Les Français de plus en plus adeptes de l’économie collaborative

Les consommateurs assurent vouloir développer ces nouvelles pratiques qui remettent en cause les modèles de distribution.

Une révolution consumériste est en marche, et elle a pour emblème Airbnb et BlaBlaCar. Le site américain de location de logements entre particuliers, d’ores et déjà marque mondiale, et celui de covoiturage, l’une des start-up françaises les plus en vue, sont en quelque sorte l’avant-garde d’un mouvement qui s’annonce irrésistible.

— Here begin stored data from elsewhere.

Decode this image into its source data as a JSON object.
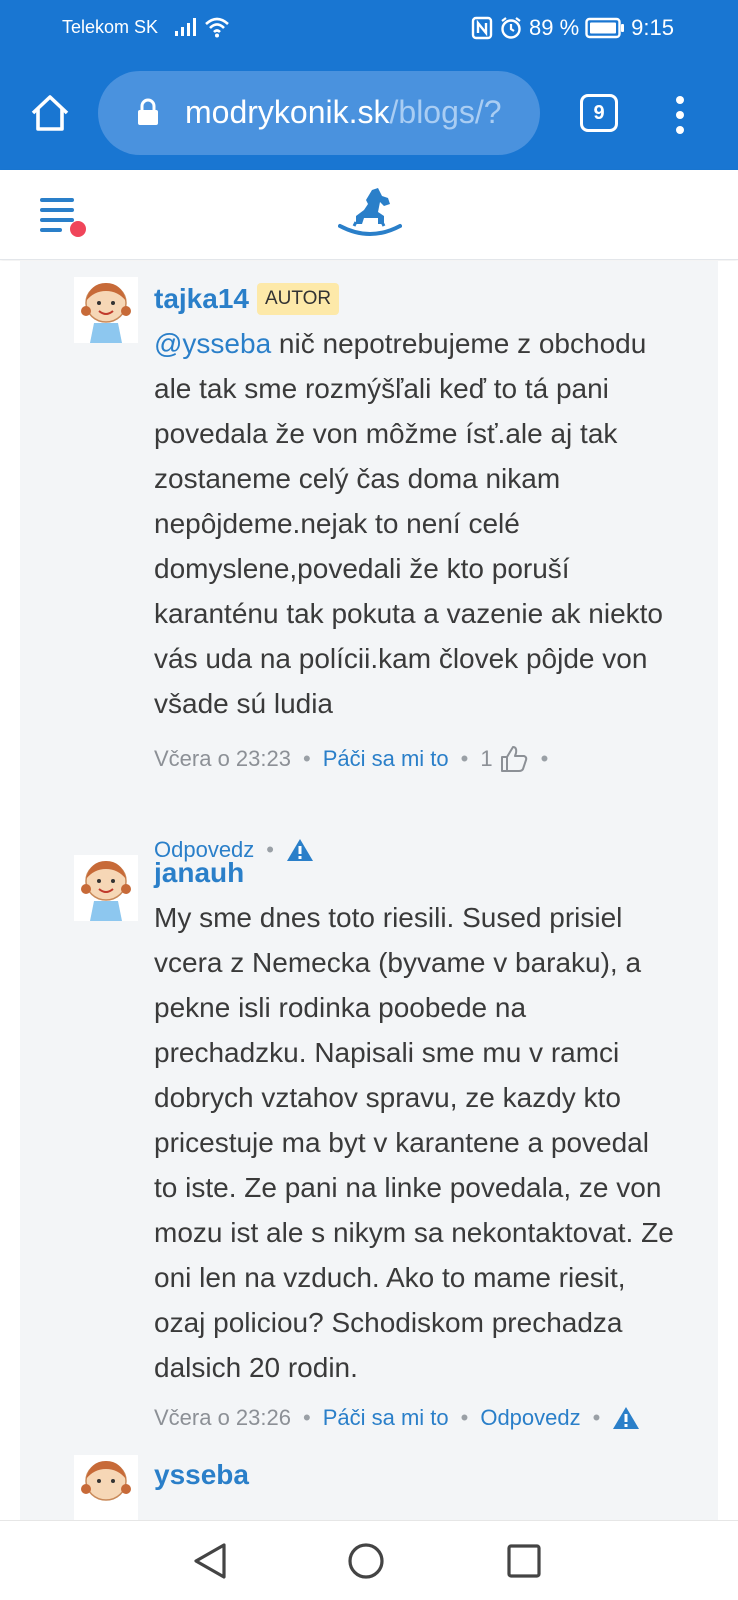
{
  "status_bar": {
    "carrier": "Telekom SK",
    "battery": "89 %",
    "time": "9:15"
  },
  "browser": {
    "url_host": "modrykonik.sk",
    "url_path": "/blogs/?",
    "tab_count": "9"
  },
  "comments": [
    {
      "author": "tajka14",
      "badge": "AUTOR",
      "mention": "@ysseba",
      "text": " nič nepotrebujeme z obchodu ale tak sme rozmýšľali keď to tá pani povedala že von môžme ísť.ale aj tak zostaneme celý čas doma nikam nepôjdeme.nejak to není celé domyslene,povedali že kto poruší karanténu tak pokuta a vazenie ak niekto vás uda na polícii.kam človek pôjde von všade sú ludia",
      "time": "Včera o 23:23",
      "like_label": "Páči sa mi to",
      "likes": "1",
      "reply_label": "Odpovedz"
    },
    {
      "author": "janauh",
      "text": "My sme dnes toto riesili. Sused prisiel vcera z Nemecka (byvame v baraku), a pekne isli rodinka poobede na prechadzku. Napisali sme mu v ramci dobrych vztahov spravu, ze kazdy kto pricestuje ma byt v karantene a povedal to iste. Ze pani na linke povedala, ze von mozu ist ale s nikym sa nekontaktovat. Ze oni len na vzduch. Ako to mame riesit, ozaj policiou? Schodiskom prechadza dalsich 20 rodin.",
      "time": "Včera o 23:26",
      "like_label": "Páči sa mi to",
      "reply_label": "Odpovedz"
    },
    {
      "author": "ysseba"
    }
  ],
  "icons": {
    "home": "home-icon",
    "lock": "lock-icon",
    "menu": "more-vert-icon",
    "hamburger": "hamburger-menu-icon",
    "logo": "rocking-horse-logo",
    "like": "thumbs-up-icon",
    "report": "warning-icon"
  },
  "colors": {
    "brand_blue": "#1976d2",
    "link_blue": "#2a7fc9",
    "notification_dot": "#f0455a",
    "author_badge": "#fde9a9"
  }
}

C’est du moins ce qui ressort de la dernière livraison de l’Observatoire Ipsos Sopra Steria Crédit Agricole Assurances à laquelle « Les Echos » ont eu accès. Selon cette enquête menée dans sept pays européens (Allemagne, Espagne, France, Grande-Bretagne, Italie, Pologne et Suède), les Français pensent à une très large majorité (77 % des personnes interrogées) que le développement de ces nouvelles formes de consommation dite collaborative s’avère une tendance de fond et que le phénomène va même s’accroître. Et ils sont encore plus nombreux, 83 % (contre 65 % pour la moyenne européenne), a avoir constaté l’émergence de telles pratiques.

Selon qu’il s’agisse de louer une résidence de vacances, du matériel de bricolage, des accessoires pour la voiture (coffre de toit, porte-vélo, siège enfant, etc.), voire une voiture entre particuliers, comme le propose notamment le site Drivy, pourquoi pas même des biens culturels (livres, CD, DVD, etc.) ou encore utiliser des services d’autopartage comme Autolib’, l’engouement est plus ou moins fort.

Les Français au-dessus de la moyenne

Mais globalement, pas de doute, ces pratiques sont plus fréquentes chez une majorité d’Européens (51 %) et les Français sont systématiquement au-dessus de la moyenne, sauf sur l’échange de produits. Autre fait marquant de l’étude qui, là encore, remet en cause les modèles traditionnels, la France est championne d’Europe des achats d’occasion. Ce qui conduit d’ailleurs certaines enseignes à s’adapter (lire ci-dessous).

Dans l’ensemble, ces nouveaux modes de consommation répondent à deux motivations principales. La première, « faire des économies ou gagner un peu d’argent », a toujours été le moteur des modèles gagnants dans l’histoire du commerce. Elle concerne 75 % des Français interrogés (contre 71 % en moyenne). La deuxième, « ne pas s’encombrer avec des objets qui servent rarement », révèle un nouveau rapport aux choses dans les économies dites « matures ». Là encore, les consommateurs français sont au-dessus de la moyenne européenne (51 % contre 44 %).

La troisième motivation invoquée, « consommer de façon plus respectueuse de l’environnement », rejoint les préoccupations environnementales de plus en plus prégnantes parmi la population. Viennent ensuite d’autres raisons qui s’inscrivent dans l’émergence d’une société de confiance, où il s’agit d’ « éviter les intermédiaires », de « créer plus de liens, aller vers les autres », mais aussi de « pouvoir consommer de façon plus originale, plus ludique ».

Enfin, au rang des pratiques de consommation collaborative au plus fort potentiel de progression, on trouve l’achat à des producteurs locaux, les achats groupés de biens et services, l’échange ou le troc, le covoiturage et l’utilisation de voiture en libre-service, ou encore la location de logement de vacances entre particuliers.